Dettelbach’s nomination hearing came the day after the mass shooting at the elementary school in Uvalde, Texas, and days after a race-driven attack on a supermarket in Buffalo, N.Y. Dettelbach, who had the backing of numerous police and gun control organizations, faced Republican opposition over past prosecutions for gun crimes in Ohio and statements in favor of gun control when he ran unsuccessfully to be the state’s attorney general.
Three Democrats missed the vote. Majority Leader Charles E. Schumer of New York and Connecticut Sen. Richard Blumenthal are isolating after testing positive for COVID-19, while Vermont Sen. Patrick Leahy is recovering from hip replacement surgery.

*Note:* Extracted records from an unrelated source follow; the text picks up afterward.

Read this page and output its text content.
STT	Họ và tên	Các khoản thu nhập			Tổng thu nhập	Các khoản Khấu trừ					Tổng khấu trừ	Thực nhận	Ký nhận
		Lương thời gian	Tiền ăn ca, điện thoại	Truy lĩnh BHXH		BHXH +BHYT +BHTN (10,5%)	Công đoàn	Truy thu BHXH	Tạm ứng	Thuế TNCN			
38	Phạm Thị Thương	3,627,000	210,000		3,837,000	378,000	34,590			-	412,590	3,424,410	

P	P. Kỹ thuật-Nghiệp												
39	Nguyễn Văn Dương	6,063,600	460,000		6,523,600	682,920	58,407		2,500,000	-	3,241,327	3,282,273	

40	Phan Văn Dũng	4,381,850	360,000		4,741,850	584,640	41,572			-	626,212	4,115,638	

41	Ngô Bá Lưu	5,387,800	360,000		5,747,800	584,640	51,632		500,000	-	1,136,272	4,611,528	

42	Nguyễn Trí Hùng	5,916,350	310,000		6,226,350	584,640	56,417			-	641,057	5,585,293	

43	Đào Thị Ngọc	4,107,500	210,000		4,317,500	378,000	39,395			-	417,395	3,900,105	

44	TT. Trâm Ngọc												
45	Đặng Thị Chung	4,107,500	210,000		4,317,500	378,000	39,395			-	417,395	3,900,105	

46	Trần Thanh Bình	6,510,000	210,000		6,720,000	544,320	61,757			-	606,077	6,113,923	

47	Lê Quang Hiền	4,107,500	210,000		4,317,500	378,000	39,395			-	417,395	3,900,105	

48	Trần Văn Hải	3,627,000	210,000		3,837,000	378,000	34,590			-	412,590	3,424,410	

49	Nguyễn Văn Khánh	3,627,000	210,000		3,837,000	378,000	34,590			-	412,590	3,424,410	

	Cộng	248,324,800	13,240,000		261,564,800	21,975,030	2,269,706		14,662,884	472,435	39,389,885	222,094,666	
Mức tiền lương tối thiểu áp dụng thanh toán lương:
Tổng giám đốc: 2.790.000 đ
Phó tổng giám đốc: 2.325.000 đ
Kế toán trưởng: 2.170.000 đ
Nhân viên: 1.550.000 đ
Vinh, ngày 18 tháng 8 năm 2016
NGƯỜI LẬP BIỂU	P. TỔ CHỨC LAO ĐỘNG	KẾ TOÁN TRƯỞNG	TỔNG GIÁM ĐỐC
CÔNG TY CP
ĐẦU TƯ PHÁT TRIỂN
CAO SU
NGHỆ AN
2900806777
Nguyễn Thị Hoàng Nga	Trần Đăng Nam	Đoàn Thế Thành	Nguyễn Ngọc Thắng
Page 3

Following the passage in June of the first bipartisan legislation to address gun violence in decades, Biden has faced pressure from Democrats and gun control groups for tougher measures. At a White House event touting the law on Monday, Biden’s remarks were interrupted by a man arguing “You have to do more.”
Biden withdrew his first nominee to the position, David Chipman, last year after Chipman’s gun control advocacy drew criticism from conservatives and some Democrats. Moderate Sens. Joe Manchin III, D-W.Va., and Jon Tester, D-Mont., withheld their support from Chipman, but supported Dettelbach.
The agency has only had one Senate-confirmed director, B. Todd Jones, since a 2006 law made it subject to Senate confirmation. Jones left the agency in 2015.